Fiquei ali por um longo tempo, pensando em todas aquelas pessoas e situações que eu estava vivendo. Naquele mundo diferente do mundo, simples que eu vivia. Não que não houvessem idiotas no meu antigo colégio, claro que eles existiam, mas as suas idiotices não eram contadas ou apaziguadas pela enorme quantia de dinheiro que as contas bancárias de suas famílias tinham.

Eu, por muitas vezes, queria voltar no tempo, para um tempo simples, que eu não pensava em um garoto que parecia impossível para mim. E para um tempo que eu tinha a minha sanidade e todas as minhas noites muito bem dormidas.

Quando eu já estava percebendo o quanto eu estava sendo ridícula, e estava ficando com muita raiva de mim mesma por estar me lamentando tanto, eu senti uma mão forte tocando o meu ombro com delicadeza.

Quando eu virei para traz, Jack estava ali, um copo de soda na mão e um sorriso torto nos lábios

- Assustei você? – ele disse o sorriso enorme iluminando todo o seu rosto

- Não. – eu tentei sorrir de volta, o que não era difícil, pois era bom estar ao lado dele, pelo menos enquanto ele não tentava flertar comigo.

- O que você esta fazendo aqui ? Enjoou da falação toda na sala?

- Não – eu menti – apenas estou um pouco cansada e precisava tomar um pouco de ar.

- Ah – ele disse . Após alguns segundos de silencio, ele continuou, com a voz baixa – Você quer ficar sozinha, ou posso te fazer um pouco de companhia?

Eu ri com o tom sentido da voz dele.

- Hum, eu acho que posso suportar um pouco de companhia – eu disse entre risos.

Ele se aproximou de mim e ficou encostado na mureta da varanda, assim como eu estava. Após alguns segundos de silencio, eu olhei de soslaio para ele, e percebi ainda um pouco de irritação em seu rosto, o que não combinava com ele, sempre tão alegre e gentil.

Eu me aproximei um pouco dele e dei uma leve cotovelada nele, de brincadeira.

- Hey - eu disse – tão irritado? Isso não combina com você.

Ele olhou para mim, um pouco alarmado.

- Oh, me desculpe – ele gaguejou – sinto muito.

- Por que você esta pedindo desculpas? – eu estranhei.

Ele ficou ainda mais constrangido, uma leve cor avermelhada colorindo o rosto dele.

- Porquê você tem razão , eu não gosto de ficar assim. Nunca vale a pena, não é?Ainda mais hoje.
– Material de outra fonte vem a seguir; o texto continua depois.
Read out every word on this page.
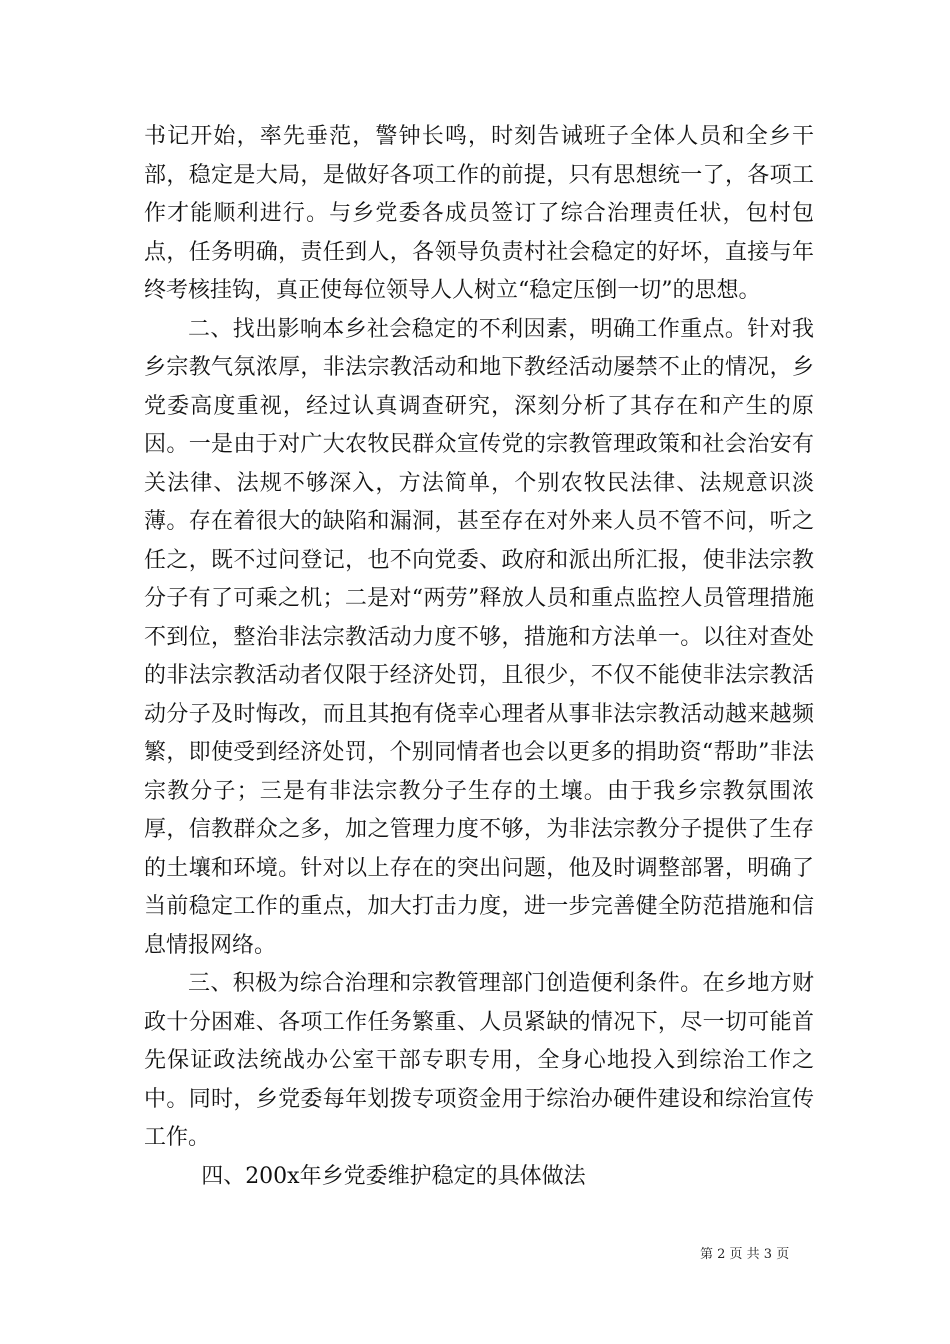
书记开始，率先垂范，警钟长鸣，时刻告诫班子全体人员和全乡干部，稳定是大局，是做好各项工作的前提，只有思想统一了，各项工作才能顺利进行。与乡党委各成员签订了综合治理责任状，包村包点，任务明确，责任到人，各领导负责村社会稳定的好坏，直接与年终考核挂钩，真正使每位领导人人树立“稳定压倒一切”的思想。

二、找出影响本乡社会稳定的不利因素，明确工作重点。针对我乡宗教气氛浓厚，非法宗教活动和地下教经活动屡禁不止的情况，乡党委高度重视，经过认真调查研究，深刻分析了其存在和产生的原因。一是由于对广大农牧民群众宣传党的宗教管理政策和社会治安有关法律、法规不够深入，方法简单，个别农牧民法律、法规意识淡薄。存在着很大的缺陷和漏洞，甚至存在对外来人员不管不问，听之任之，既不过问登记，也不向党委、政府和派出所汇报，使非法宗教分子有了可乘之机；二是对“两劳”释放人员和重点监控人员管理措施不到位，整治非法宗教活动力度不够，措施和方法单一。以往对查处的非法宗教活动者仅限于经济处罚，且很少，不仅不能使非法宗教活动分子及时悔改，而且其抱有侥幸心理者从事非法宗教活动越来越频繁，即使受到经济处罚，个别同情者也会以更多的捐助资“帮助”非法宗教分子；三是有非法宗教分子生存的土壤。由于我乡宗教氛围浓厚，信教群众之多，加之管理力度不够，为非法宗教分子提供了生存的土壤和环境。针对以上存在的突出问题，他及时调整部署，明确了当前稳定工作的重点，加大打击力度，进一步完善健全防范措施和信息情报网络。

三、积极为综合治理和宗教管理部门创造便利条件。在乡地方财政十分困难、各项工作任务繁重、人员紧缺的情况下，尽一切可能首先保证政法统战办公室干部专职专用，全身心地投入到综治工作之中。同时，乡党委每年划拨专项资金用于综治办硬件建设和综治宣传工作。

四、200x年乡党委维护稳定的具体做法

第 2 页 共 3 页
Eu gostava do tom leve que estávamos conversando, então rapidamente mudei de assunto.

- Quer dizer então que você é campeão de luta , huh ? Achava que era apenas para deixar você em forma para os palcos.

Deu certo, ele riu.

- Nah. Eu gosto de esportes. Apenas a minha paixão verdadeira é o teatro. Eu gosto de atuar, eu gosto de poder ser qualquer pessoa quando encarno um personagem. Eu gosto de estar livre de qualquer amarra. Não é isso que você também gosta Nicolle, pois você também fazia teatro em Seattle, não é? Você gosta de ser outra pessoa? Não precisar mostrar quem realmente você é?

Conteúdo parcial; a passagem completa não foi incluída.